During the early 1980s, the monthly issues could only be purchased in stores; shortly after, mail subscriptions became available. The magazine, then published by Condor-Verlag, featured articles from the Dutch Sesamstraat magazine, as well as American contents (sometimes from books like The Sesame Street Dictionary) and German material. Another often used source for comic strip content was the Spanish series Epi / Blas ...y los demás; with one notable strip establishing Die Muppets-Show as Lulatsch's (Herry Monster's) favorite TV show in this translation.
Before the local street characters were introduced to German viewers of the TV show in 1978, the bimonthly magazine featured original American characters, and "CTW" on the logo for its first issue. On the following first dozen issues this was replaced with "HR · NDR · WDR," the initials for the German networks that aired the show. Each of these issues featured an illustrated poster of one main character, highlighting even such characters as Guy Smiley, Professor Hastings, Sherlock Hemlock and Little Bird. All posters taped together would eventually form an elaborate mega poster of the Sesame Street characters playing out on a summer's day. When the local characters were introduced on TV and in the magazine's stories, the logo was changed again, now reading "Für Kinder" (for children). Further the print paper and format were changed slightly, and the magazine was issued monthly.

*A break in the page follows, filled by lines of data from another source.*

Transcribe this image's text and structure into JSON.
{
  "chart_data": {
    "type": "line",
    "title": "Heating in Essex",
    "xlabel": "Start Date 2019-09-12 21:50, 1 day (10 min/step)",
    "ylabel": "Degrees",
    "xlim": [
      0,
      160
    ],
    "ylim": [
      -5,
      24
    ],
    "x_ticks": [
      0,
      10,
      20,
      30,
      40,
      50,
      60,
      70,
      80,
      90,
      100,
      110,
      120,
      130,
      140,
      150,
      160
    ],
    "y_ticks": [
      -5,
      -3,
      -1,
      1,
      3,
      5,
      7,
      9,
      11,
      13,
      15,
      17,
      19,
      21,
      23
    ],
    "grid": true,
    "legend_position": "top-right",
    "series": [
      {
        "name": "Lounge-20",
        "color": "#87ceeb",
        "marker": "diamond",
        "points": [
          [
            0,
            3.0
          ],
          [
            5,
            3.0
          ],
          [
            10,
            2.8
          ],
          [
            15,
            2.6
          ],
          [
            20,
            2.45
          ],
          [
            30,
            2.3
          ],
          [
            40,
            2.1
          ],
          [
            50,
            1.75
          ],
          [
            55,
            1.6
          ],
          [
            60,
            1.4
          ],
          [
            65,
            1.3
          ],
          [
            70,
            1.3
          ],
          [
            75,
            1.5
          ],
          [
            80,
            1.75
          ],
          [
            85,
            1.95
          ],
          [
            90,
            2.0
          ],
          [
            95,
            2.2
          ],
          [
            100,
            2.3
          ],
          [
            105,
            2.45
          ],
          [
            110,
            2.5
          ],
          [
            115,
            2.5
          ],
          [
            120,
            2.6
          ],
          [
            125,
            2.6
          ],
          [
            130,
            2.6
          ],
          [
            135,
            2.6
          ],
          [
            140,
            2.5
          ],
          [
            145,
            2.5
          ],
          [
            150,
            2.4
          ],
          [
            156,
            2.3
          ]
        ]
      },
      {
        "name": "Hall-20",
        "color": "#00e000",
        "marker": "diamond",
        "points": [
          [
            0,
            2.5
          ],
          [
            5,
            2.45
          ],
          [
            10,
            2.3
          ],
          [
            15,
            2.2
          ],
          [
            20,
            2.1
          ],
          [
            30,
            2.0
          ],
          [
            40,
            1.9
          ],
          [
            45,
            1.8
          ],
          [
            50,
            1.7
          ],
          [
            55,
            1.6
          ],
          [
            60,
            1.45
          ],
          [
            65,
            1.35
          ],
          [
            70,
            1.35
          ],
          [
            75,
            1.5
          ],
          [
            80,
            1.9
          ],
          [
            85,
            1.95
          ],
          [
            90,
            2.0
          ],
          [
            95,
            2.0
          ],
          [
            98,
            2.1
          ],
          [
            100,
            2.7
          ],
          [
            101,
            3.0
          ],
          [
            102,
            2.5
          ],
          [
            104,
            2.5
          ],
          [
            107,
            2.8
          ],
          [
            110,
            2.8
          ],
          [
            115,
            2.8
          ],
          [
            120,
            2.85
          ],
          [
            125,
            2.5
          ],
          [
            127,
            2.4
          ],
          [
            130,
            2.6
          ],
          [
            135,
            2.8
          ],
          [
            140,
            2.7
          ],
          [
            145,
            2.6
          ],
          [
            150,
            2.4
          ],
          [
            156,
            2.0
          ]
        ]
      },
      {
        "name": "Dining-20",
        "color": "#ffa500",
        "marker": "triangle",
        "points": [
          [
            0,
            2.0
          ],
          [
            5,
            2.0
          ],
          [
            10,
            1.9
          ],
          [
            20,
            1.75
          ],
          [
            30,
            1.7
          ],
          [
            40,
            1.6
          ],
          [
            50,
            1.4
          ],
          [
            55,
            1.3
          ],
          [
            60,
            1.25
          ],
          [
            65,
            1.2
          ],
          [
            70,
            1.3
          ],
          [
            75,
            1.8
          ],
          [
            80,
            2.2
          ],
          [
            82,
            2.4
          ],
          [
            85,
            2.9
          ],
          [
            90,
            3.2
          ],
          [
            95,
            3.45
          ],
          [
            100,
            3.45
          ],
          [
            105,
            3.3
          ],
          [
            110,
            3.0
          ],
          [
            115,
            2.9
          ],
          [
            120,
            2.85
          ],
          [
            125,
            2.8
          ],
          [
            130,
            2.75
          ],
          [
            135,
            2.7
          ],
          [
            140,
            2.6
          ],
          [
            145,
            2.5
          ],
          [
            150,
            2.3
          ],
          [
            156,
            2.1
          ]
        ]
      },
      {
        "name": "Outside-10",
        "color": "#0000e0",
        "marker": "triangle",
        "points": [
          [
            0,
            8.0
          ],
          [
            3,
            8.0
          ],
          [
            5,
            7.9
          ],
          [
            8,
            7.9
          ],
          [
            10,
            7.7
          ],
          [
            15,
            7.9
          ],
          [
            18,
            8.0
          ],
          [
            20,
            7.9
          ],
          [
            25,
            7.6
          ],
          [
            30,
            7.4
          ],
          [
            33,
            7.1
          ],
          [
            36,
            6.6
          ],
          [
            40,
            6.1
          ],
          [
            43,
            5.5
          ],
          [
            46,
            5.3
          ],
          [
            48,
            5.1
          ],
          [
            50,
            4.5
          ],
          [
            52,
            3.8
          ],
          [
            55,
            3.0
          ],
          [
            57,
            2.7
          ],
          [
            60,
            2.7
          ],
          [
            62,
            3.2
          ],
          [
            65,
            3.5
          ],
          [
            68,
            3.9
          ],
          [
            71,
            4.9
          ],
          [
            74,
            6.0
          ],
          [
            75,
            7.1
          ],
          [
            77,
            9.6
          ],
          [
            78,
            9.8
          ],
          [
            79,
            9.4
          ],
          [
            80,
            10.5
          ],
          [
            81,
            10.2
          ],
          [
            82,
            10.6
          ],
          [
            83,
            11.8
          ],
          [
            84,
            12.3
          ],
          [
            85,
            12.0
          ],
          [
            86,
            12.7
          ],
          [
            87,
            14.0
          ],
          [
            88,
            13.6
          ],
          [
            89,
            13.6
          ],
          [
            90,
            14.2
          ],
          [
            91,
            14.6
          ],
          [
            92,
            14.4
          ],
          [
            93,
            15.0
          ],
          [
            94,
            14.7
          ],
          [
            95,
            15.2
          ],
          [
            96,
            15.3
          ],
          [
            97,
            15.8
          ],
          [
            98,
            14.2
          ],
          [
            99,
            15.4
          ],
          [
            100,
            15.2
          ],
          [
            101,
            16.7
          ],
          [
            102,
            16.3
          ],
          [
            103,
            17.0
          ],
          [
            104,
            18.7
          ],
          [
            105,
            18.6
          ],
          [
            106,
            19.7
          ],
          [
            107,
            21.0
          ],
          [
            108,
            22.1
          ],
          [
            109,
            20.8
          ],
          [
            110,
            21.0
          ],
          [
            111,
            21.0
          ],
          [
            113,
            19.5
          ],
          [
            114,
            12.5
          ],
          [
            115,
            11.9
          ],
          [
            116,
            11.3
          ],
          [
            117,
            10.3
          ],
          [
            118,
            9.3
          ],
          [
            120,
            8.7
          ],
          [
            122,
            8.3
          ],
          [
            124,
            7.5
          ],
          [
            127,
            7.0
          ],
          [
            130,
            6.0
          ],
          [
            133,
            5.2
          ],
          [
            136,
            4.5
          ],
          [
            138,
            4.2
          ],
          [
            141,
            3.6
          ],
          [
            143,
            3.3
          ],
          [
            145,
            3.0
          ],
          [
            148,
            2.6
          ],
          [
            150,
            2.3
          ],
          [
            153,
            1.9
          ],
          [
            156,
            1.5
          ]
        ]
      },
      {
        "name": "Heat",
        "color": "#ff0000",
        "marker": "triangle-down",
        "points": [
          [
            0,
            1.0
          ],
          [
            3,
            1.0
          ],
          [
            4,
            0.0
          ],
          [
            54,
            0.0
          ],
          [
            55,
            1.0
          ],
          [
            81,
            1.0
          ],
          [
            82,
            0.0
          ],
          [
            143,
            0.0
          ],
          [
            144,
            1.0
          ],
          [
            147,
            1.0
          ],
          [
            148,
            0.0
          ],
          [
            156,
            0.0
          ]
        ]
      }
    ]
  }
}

Along with the introduction of the German characters, Dutch characters Tommie and Pino would regularly interact with Sesamstrasse characters Samson, Tiffy, and Finchen. Confusingly, the two foreign characters were never introduced to the magazine's readers as characters from the Dutch co-production, nor was an explanation provided as to why they were never seen on TV.
The magazine, sans the Dutch addition, exists to this day and can be purchased at any store that sells magazines, including grocery stores. When the Dutch characters were dropped, the logo was changed to mirror the updated American logo, simply reading "123" above the Sesamstrasse lettering. Publishing transitioned from Condor Verlag to Panini during the 1990s.